Land-thirsty politicians to blame for Laikipia conflicts — Natembeya

Landownership at the centre of Laikipia violence

In Summary
  • Rift Valley commissioner terms it an open secret that cattle driven into the conservancy belong to rich people with big positions.
  • He says owners have been evicted from other vast pieces of land, conservancies and ranches in the Nagum area and never returned.
Rift Valley regional commissioner George Natembeya in his office in Nakuru on Wednesday, September 8.
VIPS BLAMED: Rift Valley regional commissioner George Natembeya in his office in Nakuru on Wednesday, September 8.

The ongoing violence in Laikipia is instigated by politicians and other powerful people in the community, Rift Valley regional commissioner George Natembeya has said.
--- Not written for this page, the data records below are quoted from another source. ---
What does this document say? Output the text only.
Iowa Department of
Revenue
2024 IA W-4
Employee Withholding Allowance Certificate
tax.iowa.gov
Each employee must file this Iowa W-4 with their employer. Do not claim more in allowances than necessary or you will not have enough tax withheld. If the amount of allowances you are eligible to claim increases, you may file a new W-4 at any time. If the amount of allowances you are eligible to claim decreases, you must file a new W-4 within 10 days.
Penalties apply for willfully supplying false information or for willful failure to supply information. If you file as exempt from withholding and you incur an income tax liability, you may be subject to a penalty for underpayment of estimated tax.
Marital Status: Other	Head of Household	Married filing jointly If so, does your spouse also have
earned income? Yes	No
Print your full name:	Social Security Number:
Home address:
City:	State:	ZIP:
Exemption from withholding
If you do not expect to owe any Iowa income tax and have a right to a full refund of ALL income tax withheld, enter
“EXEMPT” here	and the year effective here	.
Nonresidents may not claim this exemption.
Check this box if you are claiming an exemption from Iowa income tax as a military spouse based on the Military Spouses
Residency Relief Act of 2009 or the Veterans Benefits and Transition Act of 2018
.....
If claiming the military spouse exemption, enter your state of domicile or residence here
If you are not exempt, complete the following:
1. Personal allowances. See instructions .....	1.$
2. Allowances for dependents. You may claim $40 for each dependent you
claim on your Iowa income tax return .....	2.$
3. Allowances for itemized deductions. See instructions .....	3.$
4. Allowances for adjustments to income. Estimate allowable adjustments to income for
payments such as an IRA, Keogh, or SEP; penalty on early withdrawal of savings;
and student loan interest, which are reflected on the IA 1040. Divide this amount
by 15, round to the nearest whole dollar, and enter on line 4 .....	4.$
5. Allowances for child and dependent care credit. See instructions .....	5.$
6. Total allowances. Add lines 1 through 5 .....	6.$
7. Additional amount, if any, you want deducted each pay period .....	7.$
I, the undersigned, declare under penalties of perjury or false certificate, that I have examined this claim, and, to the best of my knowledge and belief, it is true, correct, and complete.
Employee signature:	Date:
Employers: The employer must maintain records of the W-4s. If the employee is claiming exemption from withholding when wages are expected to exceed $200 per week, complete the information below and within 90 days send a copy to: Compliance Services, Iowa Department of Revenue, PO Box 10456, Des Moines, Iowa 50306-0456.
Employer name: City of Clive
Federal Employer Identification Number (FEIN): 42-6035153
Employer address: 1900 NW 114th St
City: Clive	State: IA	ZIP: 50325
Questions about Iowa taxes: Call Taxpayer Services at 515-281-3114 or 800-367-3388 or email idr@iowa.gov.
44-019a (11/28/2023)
He said the conflict is part of a bigger plan of creating insecurity and evicting legal landowners from the area.

Natembeya said the involved communities had been duped that the evictions would expand their territories while the biggest beneficiaries would be several individuals.

He spoke as police arrested Tiaty MP William Kamket and ex-Laikipia North MP Mathew Lempurkel over the skirmishes. 

Police said the two were arrested following unending conflict witnessed in Laikipia and Baringo counties.

The arrest was confirmed by Baringo county police commander Robinson Ndiwa.

Ndiwa added that the operation is still going on and they are facing a lot of resistance from the armed herders who have been incited to violence and not to leave Laikipia.

He said the fighting that has claimed eight lives over the past one month, among them three police officers, was about landownership, contrary to the common belief that the communities were fighting over water and pasture.

And speaking in Nakuru, Natembeya said six people, including two police officers, had been injured over the past two months with 22 families were left destitute after their homes were torched.

Addressing the media at his office in Nakuru on Wednesday, he described the situation as a well-coordinated conflict by some unnamed leaders who were interested in taking over the land once the owners leave the area and establishing ranches.

“There are some people who are obsessed with ranching and they are targeting Laikipia Nature Conservancy to displace the owners and take up the ranch,” he said.

Natembeya said it was an open secret that the cattle driven into the conservancy belonged to rich people who hold big positions in society and even government.

“The livestock that is being grazed in the conservancy and surrounding ranches does not belong to the armed herders. It belongs to very rich people who are keeping them well-fed and sufficiently supplied with guns and ammunition,” he said.

He said although the suspected leaders denied culpability when they were summoned, the move had an impact because animals were being driven out of the conservancy towards Samburu, Isiolo and Baringo.

He said it was wrong for an individual to rare more animals than their farms can hold and then forcefully graze them in other people's land.

He said the government would ensure that all the animals and the criminals hiding in the conservancy are ejected, never to return.

“There are other vast pieces of land, conservancies and ranches in Nagum area where landowners were evicted in 2013 and they have never returned. There is a conspiracy by communities who have been fighting previously to gang up and take over private land,” he said.

The regional administrator said the government was fighting with the people behind the bandits and morans who wanted to push people out of their land.

“The experience we have had before is that when the invaders are leaving the conservancy, they come out with so much aggression and they harass the communities surrounding the ranches, burning their homes, stealing their livestock and killing people,” he said.

He said security had been beefed up in Ol-Moran, including increasing the number of National Police Reservists to protect the vulnerable communities and their property.

Natembeya, who was flanked by senior police officers in the region from different units, suggested banning moranism, saying the custom was being used to cause conflicts.

“What purpose does moranism culture serve currently? It was being used for inter-community fights in ancient times and the youths were taught that their neighbours were their enemies. It is a culture that cannot be continued,” he said.

He added that leaders were exploiting the morans, inciting them against neighbouring communities and making them fight for their (leaders') selfish gains.

“The government knows the people behind this chaos and the only challenge is, there is no sufficient evidence. The police and the Directorate of Criminal Investigations are compiling concrete evidence against the perpetrators after which appropriate action will be taken, regardless of their social or political status,” he said.

He said calm had been restored since Tuesday evening when the government through Interior Ministry started a mild security operation in the area.

“The government is aware that there are plans to remove the aminals from Laikipia Nature Conservancy and bring more than 500 morans to fight, and I am warning them that the state will not tolerate this,” he said.

Natembeya said police were looking for the leaders in relation to the conflict, among them Tiaty MP Kamket and former Laikipia North MP, Lempurkel who had since been arrested.

He warned politicians to stay away from Laikipia because it has been declared a security operation area. He said the only people wanted there were the residents being protected and the security officers.